A part-time DJ from Wolverhampton sold more tracks than Madonna after fraudsters downloaded his music from iTunes using stolen credit cards, a court heard today (March 21).
Denver White appeared on the iTunes chart after thousands of stolen credit cards were used to buy his music. White, who goes by the name DJ Denver, is allegedly involved in the scam alongside 11 others.
Prosecutor Helen Malcolm QC told the court: “It was fraud on both iTunes and Amazon and, between them, these companies have lost between £750,000 and £1million”.
The gang behind the scam allegedly used up to 24 laptops, loaded with trace blocking software, to use the stolen credit cards to buy music by White and other artists between January 2008 and June 2009.
White’s music had been uploaded to iTunes and Amazon through SongCast, CD Baby and Tunecore. The jury heard that after the fraud had been discovered, royalty payments were stopped and White’s music was removed from the site and £113,000 was withheld.
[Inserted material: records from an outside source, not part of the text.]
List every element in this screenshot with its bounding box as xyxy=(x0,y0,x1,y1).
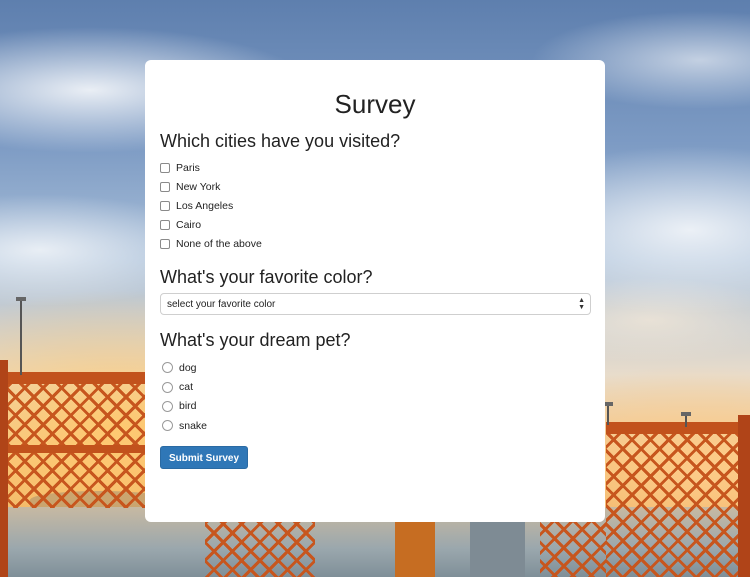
radio-option-cat[interactable]: cat xyxy=(160,377,590,396)
radio-button[interactable] xyxy=(162,381,173,393)
cities-checklist: Paris New York Los Angeles Cairo None of… xyxy=(160,158,590,253)
checkbox-label: None of the above xyxy=(176,237,262,250)
radio-label: cat xyxy=(179,381,194,394)
checkbox[interactable] xyxy=(160,181,170,192)
checkbox-label: Los Angeles xyxy=(176,199,234,212)
question-pet: What's your dream pet? xyxy=(160,330,351,350)
checkbox-label: Cairo xyxy=(176,218,202,231)
color-select-value: select your favorite color xyxy=(167,298,276,310)
checkbox-label: New York xyxy=(176,180,221,193)
radio-label: dog xyxy=(179,361,197,374)
checkbox[interactable] xyxy=(160,238,170,249)
radio-button[interactable] xyxy=(162,400,173,412)
checkbox-option-none[interactable]: None of the above xyxy=(160,234,590,253)
color-select[interactable]: select your favorite color ▲ ▼ xyxy=(160,293,591,315)
radio-label: bird xyxy=(179,400,197,413)
checkbox[interactable] xyxy=(160,219,170,230)
checkbox-option-cairo[interactable]: Cairo xyxy=(160,215,590,234)
checkbox[interactable] xyxy=(160,200,170,211)
pet-radio-group: dog cat bird snake xyxy=(160,358,590,436)
checkbox-option-los-angeles[interactable]: Los Angeles xyxy=(160,196,590,215)
radio-button[interactable] xyxy=(162,362,173,374)
question-cities: Which cities have you visited? xyxy=(160,131,401,151)
radio-option-dog[interactable]: dog xyxy=(160,358,590,377)
radio-label: snake xyxy=(179,419,208,432)
radio-button[interactable] xyxy=(162,420,173,432)
checkbox[interactable] xyxy=(160,162,170,173)
radio-option-bird[interactable]: bird xyxy=(160,397,590,416)
checkbox-option-paris[interactable]: Paris xyxy=(160,158,590,177)
page-title: Survey xyxy=(334,89,416,119)
checkbox-label: Paris xyxy=(176,161,200,174)
radio-option-snake[interactable]: snake xyxy=(160,416,590,435)
submit-survey-button[interactable]: Submit Survey xyxy=(160,445,249,469)
chevron-up-down-icon: ▲ ▼ xyxy=(578,297,585,311)
question-color: What's your favorite color? xyxy=(160,267,373,287)
checkbox-option-new-york[interactable]: New York xyxy=(160,177,590,196)
survey-card: Survey Which cities have you visited? Pa… xyxy=(145,60,605,522)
Miss Malcolm continued: “Shortly after they were stopped, Tunecore started to get a number of calls and emails from a man calling himself Daniel Thompson demanded outstanding royalties. What he did not know was that Tunecore knew there was a fraud and they were in touch with US law enforcement. Tunecore hoped to persuade him to identify himself, by persuading him to come to New York to collect his royalties and offered him free air tickets.”
She added: “At that stage Thompson said that the tickets would have to be sent in the name of Denver White. He gave Denver White’s real address for the tickets to be posted to and (this) led authorities to uncover all 11 defendants.”
Jurors heard the eleven others including, “main man” Craig Anderson, have admitted their involvement in the crime.
White denies one count of conspiracy to defraud between January 2008 and June 2009. The trial continues.